Kate Sanders is a newly arrived student at a prestigious ballet academy in Paris, where students compete for "the prize"—a contract with a elite ballet company awarded to the best male and female dancers. On her first day, Kate makes a comment about Ollie, a renowned former student who committed suicide by jumping off a bridge. This causes Ollie's sister, Marine Durand, to attack her, resulting in criticism from the academy's exacting headmistress, Madame Brunelle. That night, Kate finds herself assigned to live in the same room as Marine. Marine suggests they go to The Jungle, a botanical-themed dance club, where they do drugs and Marine challenges Kate to an endurance dance contest where the first to stop must drop out. After hours of dancing, Kate suggests they both stop at the same time so neither has to quit. When Kate abides by her promise, she earns Marine's respect and close friendship.

Marine and Kate grow closer over the ensuing weeks. Kate reveals she is from a working-class background attending on a scholarship, while Marine is the daughter of the US Ambassador to France. At an embassy party, it is revealed that Kate's scholarship is funded by Marine's family. Her mother, seeing Kate as competition, threatens to revoke it, but Marine defends her friend. Later, Kate faces immense pressure, turns to drugs supplied by fellow dancer Jean Paul, and has sex with Felipe, the academy's best male dancer. Despite this, Marine and Kate make a pact to work together to jointly win the prize. Marine also confides that she blames herself for Ollie's death, as she ignored his phone calls the night he committed suicide. Kate comforts her, insisting it was not her fault.

As the final contest draws near, Kate rises in the rankings while Marine struggles. The students learn of another opportunity: choreographer Benjamin Mouton is offering a job as an understudy. Kate becomes the frontrunner, but soon learns her scholarship has been cancelled. An enraged Kate accuses Marine of having her parents withdraw the funds. In retaliation, Marine learns that Kate told other students a false rumor that Marine and Ollie were having sex. Marine is comforted by Madame Brunelle, who leaves her with a motto: "Blessed is she who falls. Blessed is she who rises again." Marine offers to dance solo at the final contest, allowing Felipe to be paired with Kate. At the competition, Marine dances an avant-garde routine of her own design before storming out. Kate wins the prize.

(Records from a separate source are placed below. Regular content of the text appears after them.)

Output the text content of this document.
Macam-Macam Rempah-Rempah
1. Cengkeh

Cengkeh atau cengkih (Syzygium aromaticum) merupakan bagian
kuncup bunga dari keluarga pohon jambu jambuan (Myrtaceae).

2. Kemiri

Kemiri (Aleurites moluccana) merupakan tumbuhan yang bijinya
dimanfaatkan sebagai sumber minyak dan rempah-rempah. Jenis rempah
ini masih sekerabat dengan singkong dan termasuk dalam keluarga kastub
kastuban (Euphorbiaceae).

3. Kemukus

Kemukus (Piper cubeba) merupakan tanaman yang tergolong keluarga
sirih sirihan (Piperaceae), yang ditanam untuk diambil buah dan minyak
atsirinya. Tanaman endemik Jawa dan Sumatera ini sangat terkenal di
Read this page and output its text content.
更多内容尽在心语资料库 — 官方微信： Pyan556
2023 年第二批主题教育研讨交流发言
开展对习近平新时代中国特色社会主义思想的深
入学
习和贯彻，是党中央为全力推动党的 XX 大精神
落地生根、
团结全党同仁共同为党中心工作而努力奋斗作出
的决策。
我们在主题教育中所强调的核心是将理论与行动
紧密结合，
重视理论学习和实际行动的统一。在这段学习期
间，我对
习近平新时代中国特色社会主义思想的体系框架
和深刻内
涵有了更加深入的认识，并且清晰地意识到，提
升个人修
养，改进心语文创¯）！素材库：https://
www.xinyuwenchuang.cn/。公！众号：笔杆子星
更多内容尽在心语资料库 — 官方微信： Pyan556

Three years later, Kate is a wildly successful ballerina headlining her own show. After a performance, she is approached by Marine, who explains she still dances, mainly at The Jungle. Marine thanks Kate, saying her betrayal forced her out of her comfort zone and made her truly happy for the first time. Kate drives away but returns, yelling that Marine should hate her for the betrayal. Marine simply responds with Madame Brunelle's motto. At The Jungle, Kate dances a routine choreographed by Marine and rises into the air.

==Production==
In February 2020, it was announced that Sarah Adina Smith would write and direct Birds of Paradise, a drama film based upon the novel Bright Burning Stars by A.K. Small. Kristine Froseth, Diana Silvers, and Jacqueline Bisset would star, and Amazon Studios would distribute. Principal photography began that same month, in Budapest.

==Release==
It was released on September 24, 2021.

==Reception==
 Metacritic, which uses a weighted average, assigned the film a score of 57 out of 100, based on 12 critics, indicating "mixed or average" reviews.

Writing for Decider, Anna Menta praised Frøseth and Silvers' "electric chemistry". Nell Minow of RogerEbert.com wrote, "Director Sarah Adina Smith has a gift for striking images and creating intriguingly spooky moods, bordering on gothic", but criticized the plot as "overstuffed" and said the film did not feature enough dancing. Heather Hogan of Autostraddle commented, "My main struggle with Birds of Paradise is it doesn’t seem to know it’s pretty campy — which is especially jarring when things swerve south in the second half of the film."